New Meringue carries an LRV of 83.8, so it's a proper soft white with a warm, creamy edge — exactly what makes Simply White so popular. It's not a stark, clinical white. There's a barely-there yellow undertone that keeps it from going cold or blue, which is why it flatters warm-lit rooms and pairs beautifully with natural wood and brass.
If New Meringue isn't on the shelf, Vanilla Mist 4 is the next best thing at ΔE 1.2 and LRV 85.4 — a touch brighter and still very much in the same family. Both are solid swaps.

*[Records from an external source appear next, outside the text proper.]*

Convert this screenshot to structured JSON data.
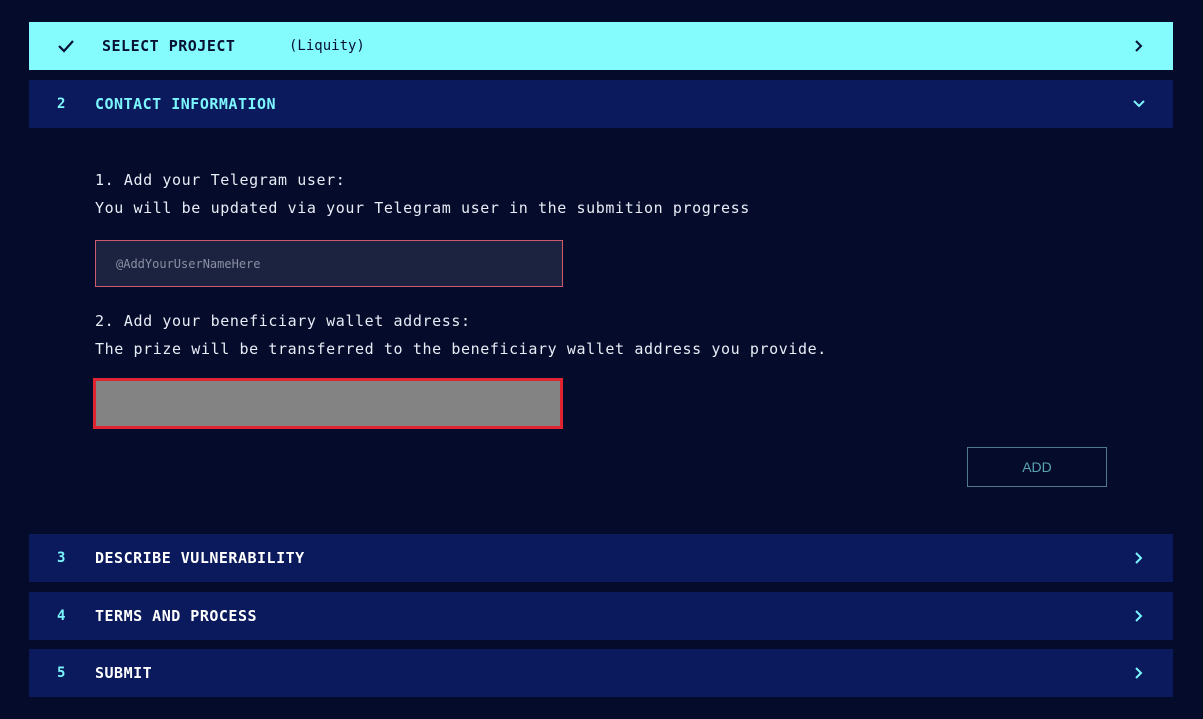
{
  "steps": {
    "select_project": {
      "label": "SELECT PROJECT",
      "project": "(Liquity)"
    },
    "contact": {
      "number": "2",
      "label": "CONTACT INFORMATION"
    },
    "describe": {
      "number": "3",
      "label": "DESCRIBE VULNERABILITY"
    },
    "terms": {
      "number": "4",
      "label": "TERMS AND PROCESS"
    },
    "submit": {
      "number": "5",
      "label": "SUBMIT"
    }
  },
  "contact_form": {
    "telegram_title": "1. Add your Telegram user:",
    "telegram_desc": "You will be updated via your Telegram user in the submition progress",
    "telegram_placeholder": "@AddYourUserNameHere",
    "wallet_title": "2. Add your beneficiary wallet address:",
    "wallet_desc": "The prize will be transferred to the beneficiary wallet address you provide.",
    "add_label": "ADD"
  },
  "colors": {
    "background": "#050b2a",
    "row_dark": "#0a1a5c",
    "row_done": "#84fbfd",
    "accent": "#7cf6ff",
    "error_border": "#e02432"
  }
}
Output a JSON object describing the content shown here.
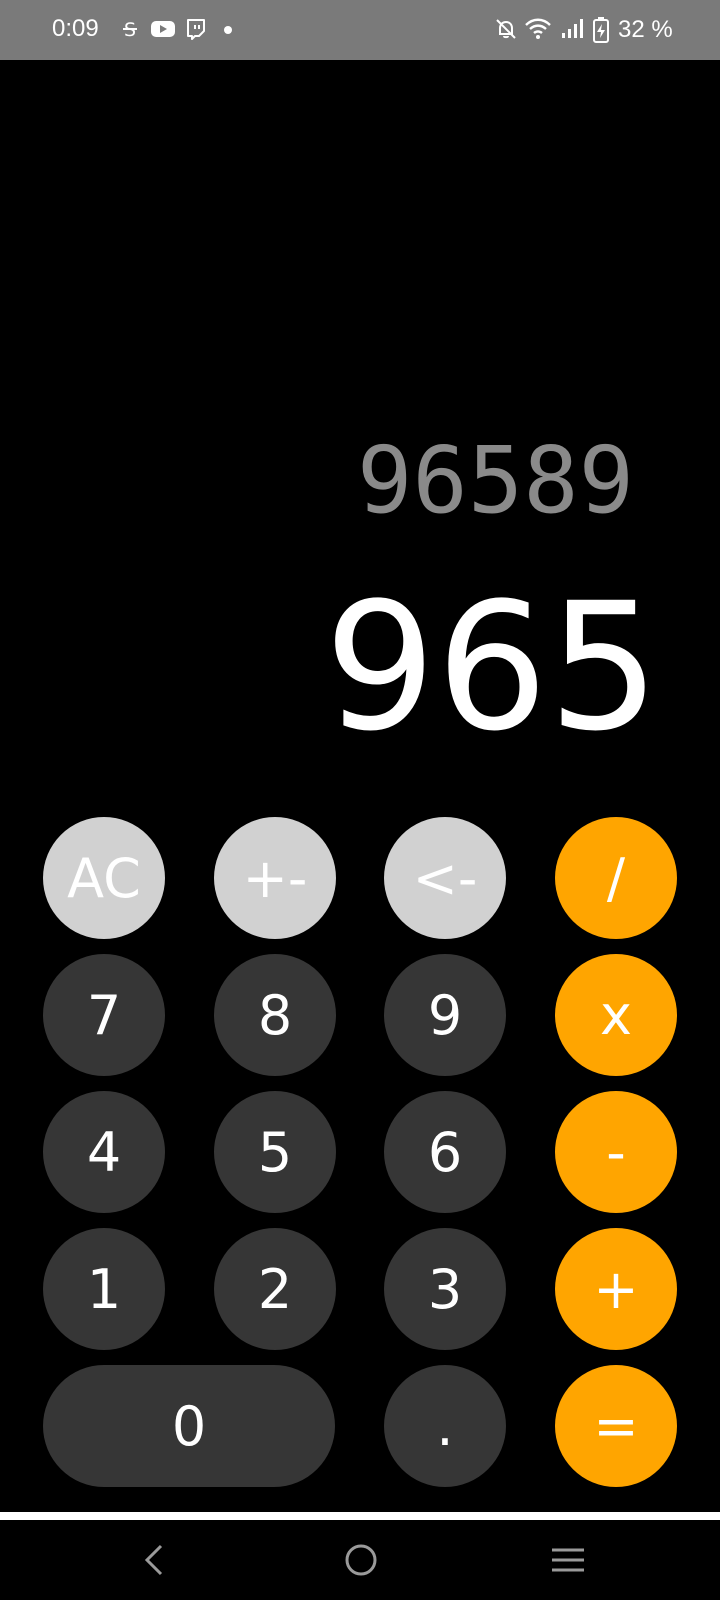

The one thing to flag: a colour match tells you the two paints *look* the same, but the finishes and bases behave differently. Benjamin Moore's Regal Select and Aura have a particular dead-flat, ultra-washable quality that Dulux's standard ranges don't quite replicate. If you're matching for budget or availability, you'll get the colour bang on — just don't expect the identical film and washability. For trim and high-traffic areas, spec Dulux's tougher finishes (Diamond Matt or the eggshell) rather than standard vinyl matt.
My advice: order a New Meringue tester and brush it out on a couple of bits of A4, then move them round the room across the day. Warm whites shift more than people expect under changing light, and you want to see it doing its thing on your walls, not under a shop spotlight.